Vegetable Culture: Fuchsia Dunlop

Deconstructing the Chinese meal, but I’m not picking up the Chinese words. May have to get her book. Fang and Tang? Rice and the stuff used to send the rice home? School meals consist of rice and 7 or 8 vegetables at poor schools and 14 or 15 at posh private schools. Rich tastes from vegetables partially sun dried, rubbed with salt and fermented. Running through the range of things that “the average Chinese peasant” knows about. Soybeans, not good to eat but processed into a huge range of rich-tasting foods full of umami taste; flavour without meat. Whole categories not available in the west, such as water vegetables.

There is no sweet savoury divide in Chinese cuisine.

In ancient Chinese, a word for the rich was meat-eater.

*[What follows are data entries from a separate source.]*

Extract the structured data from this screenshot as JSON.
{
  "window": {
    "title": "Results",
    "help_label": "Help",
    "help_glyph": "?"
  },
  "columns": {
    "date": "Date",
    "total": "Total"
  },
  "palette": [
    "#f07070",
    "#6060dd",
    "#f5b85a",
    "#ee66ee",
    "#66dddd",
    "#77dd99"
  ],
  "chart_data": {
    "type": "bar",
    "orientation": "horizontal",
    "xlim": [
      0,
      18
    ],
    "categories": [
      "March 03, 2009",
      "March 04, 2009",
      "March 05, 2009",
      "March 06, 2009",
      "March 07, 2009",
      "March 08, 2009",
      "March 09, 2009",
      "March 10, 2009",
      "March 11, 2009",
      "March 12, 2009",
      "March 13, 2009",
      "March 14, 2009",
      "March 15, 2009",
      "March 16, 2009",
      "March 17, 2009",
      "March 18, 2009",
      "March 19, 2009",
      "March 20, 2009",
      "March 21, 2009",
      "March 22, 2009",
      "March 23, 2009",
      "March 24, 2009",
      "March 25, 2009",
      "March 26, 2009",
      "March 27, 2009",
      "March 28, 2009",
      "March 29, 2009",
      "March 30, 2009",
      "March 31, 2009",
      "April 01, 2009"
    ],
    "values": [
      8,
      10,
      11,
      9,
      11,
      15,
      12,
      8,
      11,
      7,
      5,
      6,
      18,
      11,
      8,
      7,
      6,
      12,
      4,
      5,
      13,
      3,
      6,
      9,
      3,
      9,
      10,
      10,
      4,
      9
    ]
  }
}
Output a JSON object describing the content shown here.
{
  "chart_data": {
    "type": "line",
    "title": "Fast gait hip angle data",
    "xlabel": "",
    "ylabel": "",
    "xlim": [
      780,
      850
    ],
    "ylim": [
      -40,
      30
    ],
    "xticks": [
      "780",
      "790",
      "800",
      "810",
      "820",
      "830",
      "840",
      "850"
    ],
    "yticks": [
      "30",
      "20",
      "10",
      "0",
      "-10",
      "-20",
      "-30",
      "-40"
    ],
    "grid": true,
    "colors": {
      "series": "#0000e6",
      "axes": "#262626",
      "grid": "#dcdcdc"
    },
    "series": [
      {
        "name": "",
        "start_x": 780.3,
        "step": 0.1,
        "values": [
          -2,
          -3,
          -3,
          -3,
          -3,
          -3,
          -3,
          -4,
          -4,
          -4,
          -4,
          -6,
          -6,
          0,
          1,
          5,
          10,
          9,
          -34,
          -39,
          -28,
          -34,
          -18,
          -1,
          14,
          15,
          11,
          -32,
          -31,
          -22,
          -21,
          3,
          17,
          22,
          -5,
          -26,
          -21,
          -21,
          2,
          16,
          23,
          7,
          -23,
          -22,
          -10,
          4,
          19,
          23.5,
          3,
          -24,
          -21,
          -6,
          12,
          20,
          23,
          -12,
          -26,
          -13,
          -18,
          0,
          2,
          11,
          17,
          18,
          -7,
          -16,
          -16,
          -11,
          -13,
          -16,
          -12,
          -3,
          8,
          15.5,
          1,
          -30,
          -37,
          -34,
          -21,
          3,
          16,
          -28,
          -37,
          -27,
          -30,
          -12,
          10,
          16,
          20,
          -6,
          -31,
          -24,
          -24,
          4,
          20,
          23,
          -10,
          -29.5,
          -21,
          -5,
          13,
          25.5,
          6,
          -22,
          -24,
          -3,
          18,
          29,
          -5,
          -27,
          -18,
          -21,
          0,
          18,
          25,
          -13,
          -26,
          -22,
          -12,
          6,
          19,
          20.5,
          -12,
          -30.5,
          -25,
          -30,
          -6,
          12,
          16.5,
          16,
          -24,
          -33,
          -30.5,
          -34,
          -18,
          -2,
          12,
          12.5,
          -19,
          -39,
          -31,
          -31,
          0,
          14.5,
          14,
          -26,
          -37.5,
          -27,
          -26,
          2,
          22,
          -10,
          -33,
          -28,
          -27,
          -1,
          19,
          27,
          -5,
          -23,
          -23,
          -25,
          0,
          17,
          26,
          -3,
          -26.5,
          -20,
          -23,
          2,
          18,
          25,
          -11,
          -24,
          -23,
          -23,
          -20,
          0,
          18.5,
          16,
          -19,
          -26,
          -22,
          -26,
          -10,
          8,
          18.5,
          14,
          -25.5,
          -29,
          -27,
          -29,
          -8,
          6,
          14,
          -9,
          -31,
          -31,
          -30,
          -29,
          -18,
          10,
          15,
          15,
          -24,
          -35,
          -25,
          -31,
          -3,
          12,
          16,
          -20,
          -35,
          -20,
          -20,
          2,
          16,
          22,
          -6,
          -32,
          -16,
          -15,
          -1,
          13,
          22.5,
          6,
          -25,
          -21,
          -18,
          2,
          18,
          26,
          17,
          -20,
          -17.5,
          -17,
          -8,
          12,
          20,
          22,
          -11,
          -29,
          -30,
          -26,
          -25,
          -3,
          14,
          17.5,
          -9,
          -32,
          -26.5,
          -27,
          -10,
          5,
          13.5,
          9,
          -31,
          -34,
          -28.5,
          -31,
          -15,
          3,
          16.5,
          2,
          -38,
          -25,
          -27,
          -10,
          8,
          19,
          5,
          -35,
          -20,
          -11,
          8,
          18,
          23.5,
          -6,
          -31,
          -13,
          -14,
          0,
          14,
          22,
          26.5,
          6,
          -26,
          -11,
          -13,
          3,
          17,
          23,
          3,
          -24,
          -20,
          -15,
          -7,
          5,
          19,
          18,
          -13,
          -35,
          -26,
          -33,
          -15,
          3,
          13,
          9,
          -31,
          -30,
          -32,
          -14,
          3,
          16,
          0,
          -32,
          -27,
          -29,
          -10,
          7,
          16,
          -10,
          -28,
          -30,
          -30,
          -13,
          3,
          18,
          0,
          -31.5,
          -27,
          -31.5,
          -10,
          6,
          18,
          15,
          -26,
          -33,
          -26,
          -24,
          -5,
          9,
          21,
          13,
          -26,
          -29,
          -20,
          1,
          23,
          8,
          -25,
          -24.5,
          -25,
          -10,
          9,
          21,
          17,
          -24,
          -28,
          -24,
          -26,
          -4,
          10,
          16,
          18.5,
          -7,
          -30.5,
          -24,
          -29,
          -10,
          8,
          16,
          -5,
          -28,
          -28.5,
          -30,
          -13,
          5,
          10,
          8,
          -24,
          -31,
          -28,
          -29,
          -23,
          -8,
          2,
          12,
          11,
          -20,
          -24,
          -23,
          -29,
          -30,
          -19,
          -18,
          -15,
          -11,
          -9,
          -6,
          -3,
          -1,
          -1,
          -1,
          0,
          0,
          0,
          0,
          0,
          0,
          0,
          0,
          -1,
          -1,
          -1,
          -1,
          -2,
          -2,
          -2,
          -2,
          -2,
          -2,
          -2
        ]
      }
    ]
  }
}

There is a stigma attached to wild vegetables, partly recent because of the great famine of the 1960s. Tension. Posh urbanites go to pseudo-restaurants to eat those peasant foods. Visiting one such place, she asked whether the people ate like this all the time. Oh yes, replied the cook. No you don’t, said her host, you told me that you consider this pig food, but you’re too polite to tell Fuchsia that you consider it pig food..

Modern Buddhist restaurants serve very elaborate fake meat and fish made of vegetables.